# Intensity

Intensities are extremely useful in the insurance industry. In this post I will introduce intensities in the setting of pricing out a simple life insurance.

## Life insurance

Take the most simple life insurance: We have to pay $1$ to the customer if he/she dies before the age of $n$ years old.

When tasked with coming up with a price for this insurance, we want to know how likely the customer is to die before reaching the age of $n$ years. When we know that, and a few other things like how much interest we can accumulate in the time span and our expenses etc. we are ready to price the insurance.

We hopefully have access to some statistics that will tell us at what age people normally die, allowing us to figure out a density function for the distribution of life lengths of new-borns. Lets call it $f(t)$. Let $X$ be the time of death.

$$Pr[X\leq n] = \int_0^n f(t) dt$$

This is all well and good, but often the customer will not be $0$ years old when taking up the insurance, and as such should expect a lower price since he/she can promise not to die before xers current age, call it $a$. So really we then want to know:

$$Pr[X\leq n | X>a] =\frac {Pr[a < X\leq n]}{Pr[X>a]} = {\int_a^n f(t) dt}/{\int_0^a 1 - f(t) dt}$$

This is not too bad, but it will be a lot cleaner when using intensities.

## Cumulative functions

To avoid messing with too many integrals lets define $F(t)=\Pr[X\leq t]$ and $\bar F(t)=\Pr[X>t]=1-F(t)$. Actuarians call these the mortality and survival functions.
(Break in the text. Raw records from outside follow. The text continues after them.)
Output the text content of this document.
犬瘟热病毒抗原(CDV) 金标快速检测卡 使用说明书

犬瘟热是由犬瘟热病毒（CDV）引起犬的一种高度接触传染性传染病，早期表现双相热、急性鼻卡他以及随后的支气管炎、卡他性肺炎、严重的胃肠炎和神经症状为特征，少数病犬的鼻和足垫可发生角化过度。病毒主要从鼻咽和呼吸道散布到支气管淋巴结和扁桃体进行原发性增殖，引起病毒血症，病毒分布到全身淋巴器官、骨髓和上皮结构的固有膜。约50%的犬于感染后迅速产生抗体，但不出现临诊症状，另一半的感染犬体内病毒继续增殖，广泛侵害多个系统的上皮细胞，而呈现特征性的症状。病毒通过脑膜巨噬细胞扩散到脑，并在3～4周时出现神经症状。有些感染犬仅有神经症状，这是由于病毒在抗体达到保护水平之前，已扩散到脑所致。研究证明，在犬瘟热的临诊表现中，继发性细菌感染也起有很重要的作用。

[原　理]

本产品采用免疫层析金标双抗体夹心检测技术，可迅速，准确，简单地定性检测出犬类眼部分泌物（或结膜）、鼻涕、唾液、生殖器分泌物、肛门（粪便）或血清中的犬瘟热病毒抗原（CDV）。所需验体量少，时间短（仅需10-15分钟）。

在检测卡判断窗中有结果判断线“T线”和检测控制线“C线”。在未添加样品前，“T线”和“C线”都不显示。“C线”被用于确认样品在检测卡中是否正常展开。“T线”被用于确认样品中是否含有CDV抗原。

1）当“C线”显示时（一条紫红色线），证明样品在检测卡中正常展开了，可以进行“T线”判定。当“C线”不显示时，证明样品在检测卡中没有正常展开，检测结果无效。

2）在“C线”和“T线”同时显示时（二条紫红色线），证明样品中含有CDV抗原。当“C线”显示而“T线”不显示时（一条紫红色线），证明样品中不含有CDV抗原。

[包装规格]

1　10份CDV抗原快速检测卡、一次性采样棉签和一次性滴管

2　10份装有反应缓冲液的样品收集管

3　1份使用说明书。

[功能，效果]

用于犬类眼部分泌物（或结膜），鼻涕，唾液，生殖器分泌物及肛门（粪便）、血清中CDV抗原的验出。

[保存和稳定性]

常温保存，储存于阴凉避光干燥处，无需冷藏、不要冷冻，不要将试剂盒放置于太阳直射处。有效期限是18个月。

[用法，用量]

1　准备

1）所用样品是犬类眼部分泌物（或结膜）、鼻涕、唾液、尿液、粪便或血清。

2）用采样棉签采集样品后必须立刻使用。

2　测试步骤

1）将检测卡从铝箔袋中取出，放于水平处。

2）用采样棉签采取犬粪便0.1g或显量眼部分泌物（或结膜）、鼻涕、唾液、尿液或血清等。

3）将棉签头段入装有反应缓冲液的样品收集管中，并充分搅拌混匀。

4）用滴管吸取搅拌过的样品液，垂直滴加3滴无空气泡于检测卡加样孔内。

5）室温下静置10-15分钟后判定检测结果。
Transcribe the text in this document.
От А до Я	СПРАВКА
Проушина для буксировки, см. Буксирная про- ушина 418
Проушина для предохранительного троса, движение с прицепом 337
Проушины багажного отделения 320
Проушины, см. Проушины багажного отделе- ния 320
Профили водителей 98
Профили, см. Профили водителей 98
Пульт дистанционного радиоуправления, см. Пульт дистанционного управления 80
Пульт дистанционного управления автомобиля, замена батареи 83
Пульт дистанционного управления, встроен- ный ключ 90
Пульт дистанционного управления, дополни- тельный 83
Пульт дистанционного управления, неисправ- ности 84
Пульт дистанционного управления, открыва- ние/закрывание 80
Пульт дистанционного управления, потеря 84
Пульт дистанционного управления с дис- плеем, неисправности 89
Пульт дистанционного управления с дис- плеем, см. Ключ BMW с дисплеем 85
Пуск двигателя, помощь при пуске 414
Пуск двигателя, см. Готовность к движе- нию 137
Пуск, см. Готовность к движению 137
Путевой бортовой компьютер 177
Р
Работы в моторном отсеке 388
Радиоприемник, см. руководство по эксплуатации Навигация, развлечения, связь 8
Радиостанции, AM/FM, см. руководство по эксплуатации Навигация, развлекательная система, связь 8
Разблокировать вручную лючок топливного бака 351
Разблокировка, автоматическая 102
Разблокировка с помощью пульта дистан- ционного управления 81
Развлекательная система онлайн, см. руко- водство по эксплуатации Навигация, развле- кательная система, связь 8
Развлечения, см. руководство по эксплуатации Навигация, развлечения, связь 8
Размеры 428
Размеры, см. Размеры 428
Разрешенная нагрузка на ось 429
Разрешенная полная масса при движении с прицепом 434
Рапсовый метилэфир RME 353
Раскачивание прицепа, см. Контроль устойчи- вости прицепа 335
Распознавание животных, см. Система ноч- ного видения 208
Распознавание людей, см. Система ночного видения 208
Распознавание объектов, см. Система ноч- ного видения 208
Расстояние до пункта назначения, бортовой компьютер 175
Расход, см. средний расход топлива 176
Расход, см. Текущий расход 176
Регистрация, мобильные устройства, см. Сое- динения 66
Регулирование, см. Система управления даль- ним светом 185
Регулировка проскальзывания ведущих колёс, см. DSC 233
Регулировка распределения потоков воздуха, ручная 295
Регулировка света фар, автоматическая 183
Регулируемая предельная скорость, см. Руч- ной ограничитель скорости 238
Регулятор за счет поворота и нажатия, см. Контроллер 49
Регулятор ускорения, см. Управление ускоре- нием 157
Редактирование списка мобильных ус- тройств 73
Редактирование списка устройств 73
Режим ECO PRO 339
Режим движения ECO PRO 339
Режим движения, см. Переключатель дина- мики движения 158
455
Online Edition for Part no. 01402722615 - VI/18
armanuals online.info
We can restate the probability above as

$$\Pr[X\leq n | X>a]=\int_a^n \bar F(t|X>a) f(t|X>t)dt=\frac{\bar{F}(a+t)}{\bar F(a)}\frac{f(t)}{\bar(F)(t)}$$

## Intensities

Lets start with defining the intensity $\mu(t)$:

$$\mu(t)=\frac{f(t)}{\bar F(t)}$$

This definition implies that $\mu(t)=\frac{-\frac d{dt}\bar F(t)}{\bar F(t)}=\frac d{dt} -\ln(\bar F(t))$ and so:

$$\bar F (t) = e^{-\int_0^t \mu(\tau) d\tau}$$

So our expression reduces to

$$\Pr[X\leq n | X>a]=\int_a^n e^{-\int_a^{a+t}\mu(\tau) d\tau}\mu(t) dt$$

If we redefine $n$ so instead of saying we want an insurance until age $n$, we say that we want $n$ years of insurance it becomes even simpler:

$$\Pr[X\leq a+n | X>a]=\int_0^n e^{-\int_0^t\mu(a+\tau) d\tau}\mu(t) dt$$

## Why does it work?

What we need to figure out when selling insurances to a person of $a>0$ years of age really is a new density function, for the distribution of remaining life length of a $a$-year old.

$f(t|a) = \frac {f(a+t)}{\bar F(a)}$.

The probabiliy of living $t$ years after reaching age $a$ should be the same as a newborn living $a+t$ years, conditioned on him/her surviving $a$ years. However conditioning $\mu(t)$ is a lot simpler, consider first what happens to the survival function:

$$\bar F(t| a) = \frac {\bar F(a+t)} {\bar F(a)}$$

Plug these in to our definition of $\mu$ and we see that

$$\mu(t|a)=\frac {f(a+t)} {\bar F(a+t)}=\mu(a+t)$$

Which is why intensities are so handy.